Despite many scandals about taxation of multinational corporations, European banks have not reduced their presence in tax havens in recent yearsAccording to a study published Monday.
Each year the main European banks register 20,000 million euros ($23,700 million) – 14% of their total profits – in 17 particularly favorable tax authorities, according to the calculations of the European Tax Observatory, an independent research center based at the Paris School of Economics.
This percentage has held steady since 2014, despite several scandals that exposed shady tax evasion practices by multinational corporations.
“Despite the increasing importance of these issues in public debate and in the world of politics, European banks have not significantly reduced their use of tax havens,” says the body funded by the European Commission and led by French economist Gabriel Zucman.

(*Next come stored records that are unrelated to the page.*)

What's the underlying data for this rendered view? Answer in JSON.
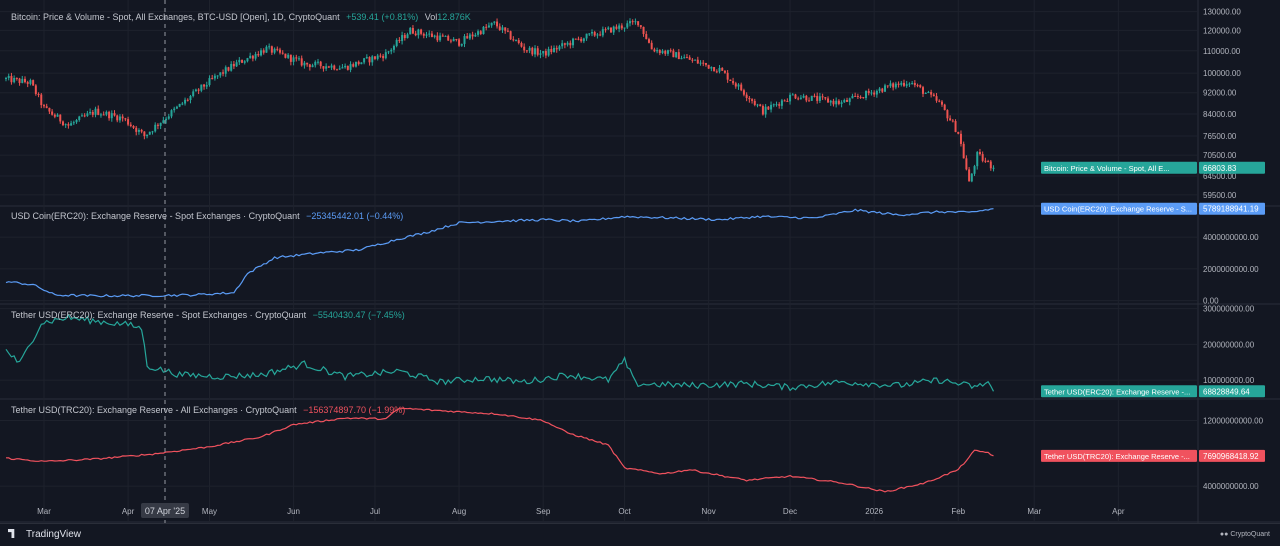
{
  "colors": {
    "up": "#26a69a",
    "down": "#ef5350",
    "usdc": "#5b9cf6",
    "usdt_erc20": "#26a69a",
    "usdt_trc20": "#f0525e",
    "grid": "#1e222d",
    "axis_text": "#b2b5be",
    "separator": "#2a2e39"
  },
  "header": {
    "brand": "TradingView",
    "data_brand": "CryptoQuant",
    "brand_icon": "tradingview-logo-icon",
    "data_brand_icon": "cryptoquant-logo-icon"
  },
  "crosshair": {
    "date_label": "07 Apr '25",
    "date": "2025-04-07"
  },
  "x_axis": {
    "ticks": [
      "Mar",
      "Apr",
      "May",
      "Jun",
      "Jul",
      "Aug",
      "Sep",
      "Oct",
      "Nov",
      "Dec",
      "2026",
      "Feb",
      "Mar",
      "Apr"
    ],
    "range": [
      "2025-02-15",
      "2026-04-30"
    ]
  },
  "chart_data": [
    {
      "type": "candlestick",
      "legend": {
        "title": "Bitcoin: Price & Volume - Spot, All Exchanges, BTC-USD [Open], 1D, CryptoQuant",
        "change": "+539.41 (+0.81%)",
        "vol_label": "Vol",
        "vol_value": "12.876K"
      },
      "y_ticks": [
        "130000.00",
        "120000.00",
        "110000.00",
        "100000.00",
        "92000.00",
        "84000.00",
        "76500.00",
        "70500.00",
        "64500.00",
        "59500.00"
      ],
      "ylim": [
        57000,
        132000
      ],
      "scale": "log",
      "last_value_label": "66803.83",
      "series_label": "Bitcoin: Price & Volume - Spot, All E...",
      "path": [
        [
          "2025-02-15",
          97500
        ],
        [
          "2025-02-24",
          96000
        ],
        [
          "2025-03-01",
          86000
        ],
        [
          "2025-03-10",
          80000
        ],
        [
          "2025-03-20",
          85000
        ],
        [
          "2025-03-30",
          82500
        ],
        [
          "2025-04-07",
          76500
        ],
        [
          "2025-04-20",
          87000
        ],
        [
          "2025-05-01",
          96500
        ],
        [
          "2025-05-10",
          103500
        ],
        [
          "2025-05-22",
          111000
        ],
        [
          "2025-06-05",
          104000
        ],
        [
          "2025-06-20",
          102500
        ],
        [
          "2025-07-05",
          108500
        ],
        [
          "2025-07-14",
          120000
        ],
        [
          "2025-08-01",
          114000
        ],
        [
          "2025-08-14",
          123500
        ],
        [
          "2025-08-25",
          111000
        ],
        [
          "2025-09-01",
          108500
        ],
        [
          "2025-09-15",
          116000
        ],
        [
          "2025-10-06",
          124500
        ],
        [
          "2025-10-11",
          111000
        ],
        [
          "2025-10-20",
          108000
        ],
        [
          "2025-11-05",
          101500
        ],
        [
          "2025-11-21",
          85000
        ],
        [
          "2025-12-02",
          91000
        ],
        [
          "2025-12-20",
          88000
        ],
        [
          "2026-01-05",
          94000
        ],
        [
          "2026-01-14",
          96500
        ],
        [
          "2026-01-25",
          88000
        ],
        [
          "2026-02-01",
          77500
        ],
        [
          "2026-02-05",
          62500
        ],
        [
          "2026-02-08",
          70500
        ],
        [
          "2026-02-14",
          66800
        ]
      ]
    },
    {
      "type": "line",
      "legend": {
        "title": "USD Coin(ERC20): Exchange Reserve - Spot Exchanges · CryptoQuant",
        "change": "−25345442.01 (−0.44%)"
      },
      "y_ticks": [
        "4000000000.00",
        "2000000000.00",
        "0.00"
      ],
      "ylim": [
        -150000000,
        5900000000
      ],
      "last_value_label": "5789188941.19",
      "series_label": "USD Coin(ERC20): Exchange Reserve - S...",
      "path": [
        [
          "2025-02-15",
          1200000000
        ],
        [
          "2025-02-25",
          1000000000
        ],
        [
          "2025-03-05",
          350000000
        ],
        [
          "2025-03-20",
          300000000
        ],
        [
          "2025-04-10",
          320000000
        ],
        [
          "2025-04-25",
          360000000
        ],
        [
          "2025-05-10",
          500000000
        ],
        [
          "2025-05-15",
          1700000000
        ],
        [
          "2025-05-25",
          2700000000
        ],
        [
          "2025-06-10",
          3000000000
        ],
        [
          "2025-06-25",
          3200000000
        ],
        [
          "2025-07-10",
          3900000000
        ],
        [
          "2025-07-20",
          4300000000
        ],
        [
          "2025-08-01",
          4900000000
        ],
        [
          "2025-08-15",
          5000000000
        ],
        [
          "2025-09-01",
          5100000000
        ],
        [
          "2025-09-15",
          5000000000
        ],
        [
          "2025-10-01",
          5300000000
        ],
        [
          "2025-10-20",
          5200000000
        ],
        [
          "2025-11-05",
          5100000000
        ],
        [
          "2025-11-20",
          5300000000
        ],
        [
          "2025-12-10",
          5200000000
        ],
        [
          "2025-12-25",
          5700000000
        ],
        [
          "2026-01-10",
          5400000000
        ],
        [
          "2026-01-25",
          5600000000
        ],
        [
          "2026-02-05",
          5550000000
        ],
        [
          "2026-02-14",
          5790000000
        ]
      ]
    },
    {
      "type": "line",
      "legend": {
        "title": "Tether USD(ERC20): Exchange Reserve - Spot Exchanges · CryptoQuant",
        "change": "−5540430.47 (−7.45%)"
      },
      "y_ticks": [
        "300000000.00",
        "200000000.00",
        "100000000.00"
      ],
      "ylim": [
        50000000,
        310000000
      ],
      "last_value_label": "68828849.64",
      "series_label": "Tether USD(ERC20): Exchange Reserve -...",
      "path": [
        [
          "2025-02-15",
          185000000
        ],
        [
          "2025-02-20",
          145000000
        ],
        [
          "2025-02-28",
          260000000
        ],
        [
          "2025-03-10",
          275000000
        ],
        [
          "2025-03-20",
          265000000
        ],
        [
          "2025-04-01",
          255000000
        ],
        [
          "2025-04-06",
          245000000
        ],
        [
          "2025-04-08",
          140000000
        ],
        [
          "2025-04-20",
          115000000
        ],
        [
          "2025-05-05",
          110000000
        ],
        [
          "2025-05-20",
          115000000
        ],
        [
          "2025-06-05",
          145000000
        ],
        [
          "2025-06-20",
          110000000
        ],
        [
          "2025-07-10",
          125000000
        ],
        [
          "2025-07-25",
          95000000
        ],
        [
          "2025-08-10",
          105000000
        ],
        [
          "2025-08-25",
          95000000
        ],
        [
          "2025-09-10",
          115000000
        ],
        [
          "2025-09-25",
          100000000
        ],
        [
          "2025-10-01",
          155000000
        ],
        [
          "2025-10-05",
          90000000
        ],
        [
          "2025-10-25",
          85000000
        ],
        [
          "2025-11-15",
          90000000
        ],
        [
          "2025-12-01",
          80000000
        ],
        [
          "2025-12-20",
          95000000
        ],
        [
          "2026-01-10",
          85000000
        ],
        [
          "2026-01-25",
          100000000
        ],
        [
          "2026-02-08",
          80000000
        ],
        [
          "2026-02-12",
          95000000
        ],
        [
          "2026-02-14",
          68800000
        ]
      ]
    },
    {
      "type": "line",
      "legend": {
        "title": "Tether USD(TRC20): Exchange Reserve - All Exchanges · CryptoQuant",
        "change": "−156374897.70 (−1.99%)"
      },
      "y_ticks": [
        "12000000000.00",
        "4000000000.00"
      ],
      "ylim": [
        2300000000,
        14500000000
      ],
      "last_value_label": "7690968418.92",
      "series_label": "Tether USD(TRC20): Exchange Reserve -...",
      "path": [
        [
          "2025-02-15",
          7400000000
        ],
        [
          "2025-03-01",
          7000000000
        ],
        [
          "2025-03-20",
          7300000000
        ],
        [
          "2025-04-10",
          7900000000
        ],
        [
          "2025-05-01",
          8800000000
        ],
        [
          "2025-05-20",
          10000000000
        ],
        [
          "2025-06-01",
          11500000000
        ],
        [
          "2025-06-20",
          12300000000
        ],
        [
          "2025-07-05",
          12200000000
        ],
        [
          "2025-07-10",
          13500000000
        ],
        [
          "2025-07-25",
          13200000000
        ],
        [
          "2025-08-15",
          12800000000
        ],
        [
          "2025-09-01",
          12000000000
        ],
        [
          "2025-09-10",
          10500000000
        ],
        [
          "2025-09-25",
          9000000000
        ],
        [
          "2025-10-01",
          6200000000
        ],
        [
          "2025-10-15",
          5500000000
        ],
        [
          "2025-10-25",
          6000000000
        ],
        [
          "2025-11-15",
          4700000000
        ],
        [
          "2025-12-01",
          5200000000
        ],
        [
          "2025-12-20",
          4400000000
        ],
        [
          "2026-01-05",
          3300000000
        ],
        [
          "2026-01-20",
          4400000000
        ],
        [
          "2026-02-01",
          6000000000
        ],
        [
          "2026-02-07",
          8300000000
        ],
        [
          "2026-02-12",
          8100000000
        ],
        [
          "2026-02-14",
          7690000000
        ]
      ]
    }
  ]
}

The observatory reviewed the data published by 36 financial institutions during the period 2014-2020 She identified 17 states and territories as preferred destinations, including the Bahamas, the British Virgin Islands, the Cayman Islands, Jersey, Guernsey, Gibraltar, Hong Kong, Macau, Panama and Luxembourg.
Among the major banks, they regard HSBC as the champion of these practices. More than 62% of its pre-tax earnings were accounted for in tax havens between 2018 and 2020, compared to 49.8% for Italy’s Monte dei Paschi (BMPS), which ranked second.
Standard Chartered (29.8%) completed the podium, with Germany’s Deutsche Bank and Nord LP taking fourth and fifth positions.
In 2014, the LuxLeaks scandal, followed by the Panama Papers, highlighted tax evasion. Since then, a minimum tax on profits for multinational corporations has been negotiated in the Organization for Economic Co-operation and Development (OECD).